Reflecting Gouldman’s status as one of the world’s leading songwriters, he was inducted into America’s Songwriter’s Hall of Fame at a ceremony in New York in 2014. Previous inductees include Noel Coward, Burt Bacharach, Neil Sedaka, John Lennon, Paul McCartney, Bob Dylan, Bruce Springsteen, Leonard Cohen, Elton John and Sting.

 

Nowadays, pandemics permitting, 10cc tours the UK every two years and regularly returns to Australia and New Zealand, Scandinavia and mainland Europe, expanding their reach each time and with sell-outs at some of the continent’s most prestigious venues, such as Oslo Opera House and the Concertgebouw in Amsterdam.

 

As the COVID-19 pandemic subsided,10cc were one of the first back on the road, with a 20-concert, four-week tour spanning Holland, Belgium, Germany and Luxembourg in November 2021. Highlights of 2022 include four arena shows with Toto in Sweden and Denmark, reuniting Gouldman with Toto’s Steve Lukather – they were both part of Ringo Starr’s All Starr Band on tours across European and US in 2018, and 40 UK concerts across two tours.

 

April 2022 saw the UK release of a 46-track album set – The Things We Do For Love – 10cc, The Ultimate Hits and Beyond – featuring the classic tracks, Godley & Crème’s three post-10cc chart hits, songs from Gouldman’s and Godley 2006 collaboration GG06 and some of Gouldman’s pre-10cc hits recorded by his Heart Full of Songs ensemble.

 

Among tours set for 2023 is a return to Australia and New Zealand for a total of 25 concerts in June-July.

 

“Year on year we get busier and busier.

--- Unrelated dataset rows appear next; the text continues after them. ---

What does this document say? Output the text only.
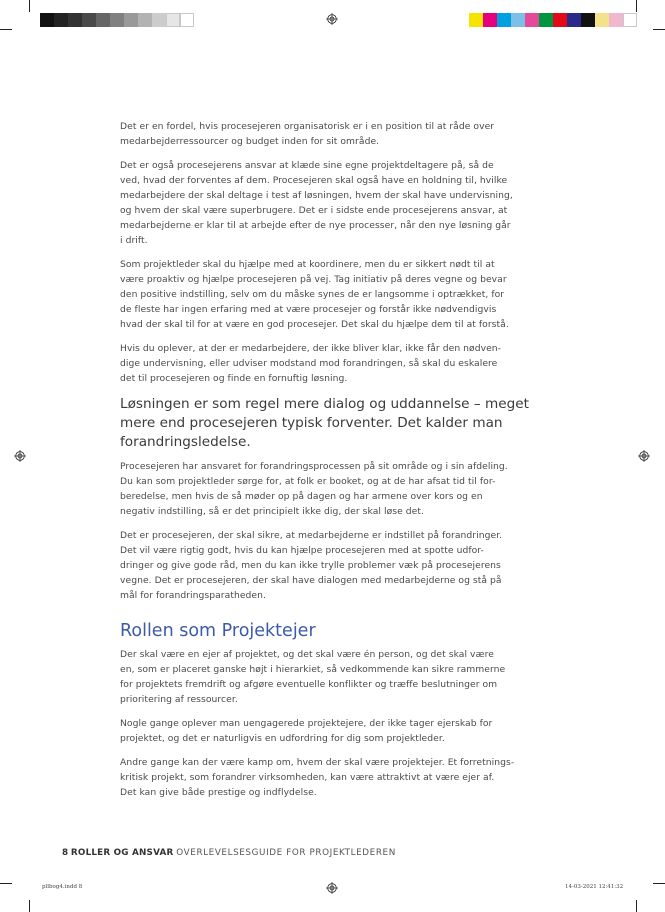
Det er en fordel, hvis procesejeren organisatorisk er i en position til at råde over
medarbejderressourcer og budget inden for sit område.

Det er også procesejerens ansvar at klæde sine egne projektdeltagere på, så de
ved, hvad der forventes af dem. Procesejeren skal også have en holdning til, hvilke
medarbejdere der skal deltage i test af løsningen, hvem der skal have undervisning,
og hvem der skal være superbrugere. Det er i sidste ende procesejerens ansvar, at
medarbejderne er klar til at arbejde efter de nye processer, når den nye løsning går
i drift.

Som projektleder skal du hjælpe med at koordinere, men du er sikkert nødt til at
være proaktiv og hjælpe procesejeren på vej. Tag initiativ på deres vegne og bevar
den positive indstilling, selv om du måske synes de er langsomme i optrækket, for
de fleste har ingen erfaring med at være procesejer og forstår ikke nødvendigvis
hvad der skal til for at være en god procesejer. Det skal du hjælpe dem til at forstå.

Hvis du oplever, at der er medarbejdere, der ikke bliver klar, ikke får den nødven-
dige undervisning, eller udviser modstand mod forandringen, så skal du eskalere
det til procesejeren og finde en fornuftig løsning.

Løsningen er som regel mere dialog og uddannelse – meget
mere end procesejeren typisk forventer. Det kalder man
forandringsledelse.

Procesejeren har ansvaret for forandringsprocessen på sit område og i sin afdeling.
Du kan som projektleder sørge for, at folk er booket, og at de har afsat tid til for-
beredelse, men hvis de så møder op på dagen og har armene over kors og en
negativ indstilling, så er det principielt ikke dig, der skal løse det.

Det er procesejeren, der skal sikre, at medarbejderne er indstillet på forandringer.
Det vil være rigtig godt, hvis du kan hjælpe procesejeren med at spotte udfor-
dringer og give gode råd, men du kan ikke trylle problemer væk på procesejerens
vegne. Det er procesejeren, der skal have dialogen med medarbejderne og stå på
mål for forandringsparatheden.

Rollen som Projektejer

Der skal være en ejer af projektet, og det skal være én person, og det skal være
en, som er placeret ganske højt i hierarkiet, så vedkommende kan sikre rammerne
for projektets fremdrift og afgøre eventuelle konflikter og træffe beslutninger om
prioritering af ressourcer.

Nogle gange oplever man uengagerede projektejere, der ikke tager ejerskab for
projektet, og det er naturligvis en udfordring for dig som projektleder.

Andre gange kan der være kamp om, hvem der skal være projektejer. Et forretnings-
kritisk projekt, som forandrer virksomheden, kan være attraktivt at være ejer af.
Det kan give både prestige og indflydelse.

8 ROLLER OG ANSVAR OVERLEVELSESGUIDE FOR PROJEKTLEDEREN
pllbog4.indd 8	14-03-2021 12:41:32
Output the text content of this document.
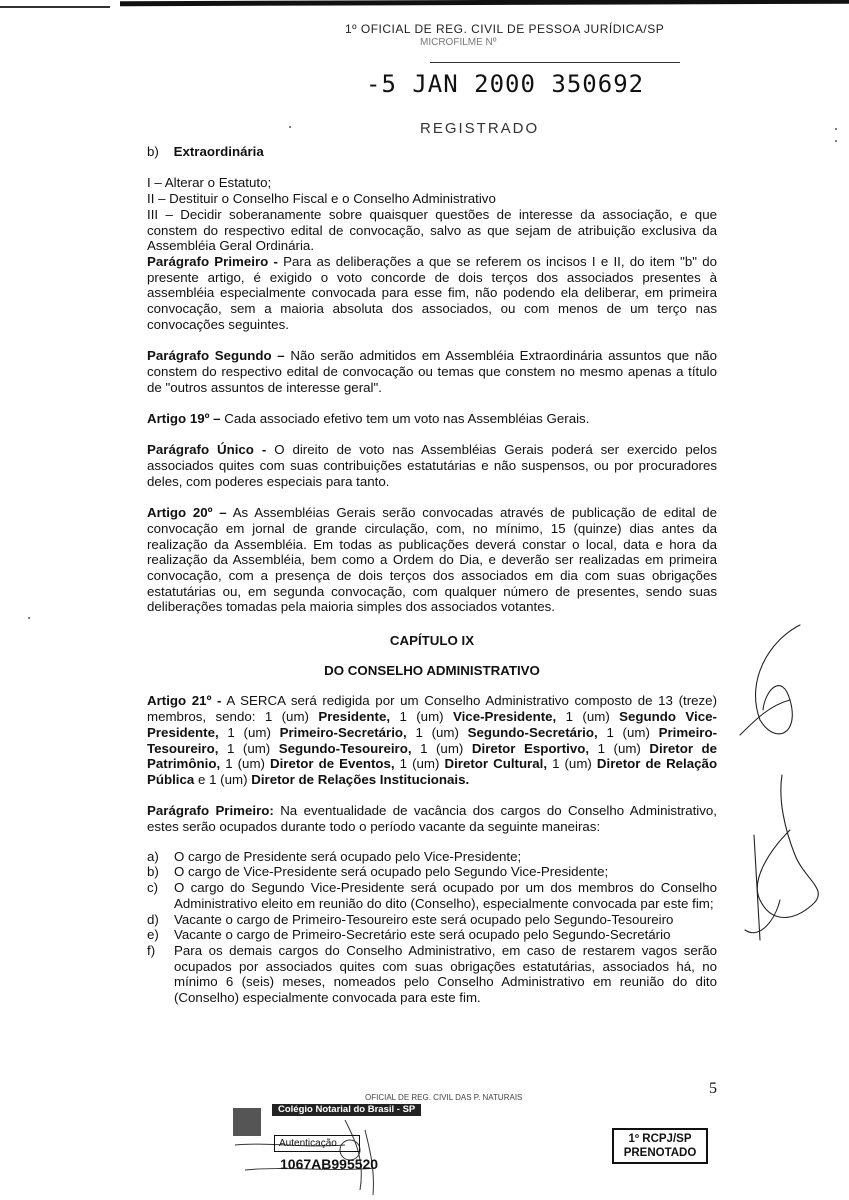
1º OFICIAL DE REG. CIVIL DE PESSOA JURÍDICA/SP
MICROFILME Nº
-5 JAN 2000 350692
REGISTRADO

b) Extraordinária

I – Alterar o Estatuto;

II – Destituir o Conselho Fiscal e o Conselho Administrativo

III – Decidir soberanamente sobre quaisquer questões de interesse da associação, e que constem do respectivo edital de convocação, salvo as que sejam de atribuição exclusiva da Assembléia Geral Ordinária.

Parágrafo Primeiro - Para as deliberações a que se referem os incisos I e II, do item "b" do presente artigo, é exigido o voto concorde de dois terços dos associados presentes à assembléia especialmente convocada para esse fim, não podendo ela deliberar, em primeira convocação, sem a maioria absoluta dos associados, ou com menos de um terço nas convocações seguintes.

Parágrafo Segundo – Não serão admitidos em Assembléia Extraordinária assuntos que não constem do respectivo edital de convocação ou temas que constem no mesmo apenas a título de "outros assuntos de interesse geral".

Artigo 19º – Cada associado efetivo tem um voto nas Assembléias Gerais.

Parágrafo Único - O direito de voto nas Assembléias Gerais poderá ser exercido pelos associados quites com suas contribuições estatutárias e não suspensos, ou por procuradores deles, com poderes especiais para tanto.

Artigo 20º – As Assembléias Gerais serão convocadas através de publicação de edital de convocação em jornal de grande circulação, com, no mínimo, 15 (quinze) dias antes da realização da Assembléia. Em todas as publicações deverá constar o local, data e hora da realização da Assembléia, bem como a Ordem do Dia, e deverão ser realizadas em primeira convocação, com a presença de dois terços dos associados em dia com suas obrigações estatutárias ou, em segunda convocação, com qualquer número de presentes, sendo suas deliberações tomadas pela maioria simples dos associados votantes.

CAPÍTULO IX

DO CONSELHO ADMINISTRATIVO

Artigo 21º - A SERCA será redigida por um Conselho Administrativo composto de 13 (treze) membros, sendo: 1 (um) Presidente, 1 (um) Vice-Presidente, 1 (um) Segundo Vice-Presidente, 1 (um) Primeiro-Secretário, 1 (um) Segundo-Secretário, 1 (um) Primeiro-Tesoureiro, 1 (um) Segundo-Tesoureiro, 1 (um) Diretor Esportivo, 1 (um) Diretor de Patrimônio, 1 (um) Diretor de Eventos, 1 (um) Diretor Cultural, 1 (um) Diretor de Relação Pública e 1 (um) Diretor de Relações Institucionais.

Parágrafo Primeiro: Na eventualidade de vacância dos cargos do Conselho Administrativo, estes serão ocupados durante todo o período vacante da seguinte maneiras:

a) O cargo de Presidente será ocupado pelo Vice-Presidente;
b) O cargo de Vice-Presidente será ocupado pelo Segundo Vice-Presidente;
c) O cargo do Segundo Vice-Presidente será ocupado por um dos membros do Conselho Administrativo eleito em reunião do dito (Conselho), especialmente convocada par este fim;
d) Vacante o cargo de Primeiro-Tesoureiro este será ocupado pelo Segundo-Tesoureiro
e) Vacante o cargo de Primeiro-Secretário este será ocupado pelo Segundo-Secretário
f) Para os demais cargos do Conselho Administrativo, em caso de restarem vagos serão ocupados por associados quites com suas obrigações estatutárias, associados há, no mínimo 6 (seis) meses, nomeados pelo Conselho Administrativo em reunião do dito (Conselho) especialmente convocada para este fim.
5
Colégio Notarial do Brasil - SP
Autenticação
1067AB995520
OFICIAL DE REG. CIVIL DAS P. NATURAIS
1º RCPJ/SP
PRENOTADO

It’s great, we love touring and playing together and we get on really well. The audiences these days are very gratifying. You get the people you would expect, who grew up with 10cc, but you also get young kids who know the songs too,” says Gouldman.

 

“This is as near as you’re ever going to get to hearing the perfect 10cc. Hit after hit after hit. It’s relentless. We show no mercy.”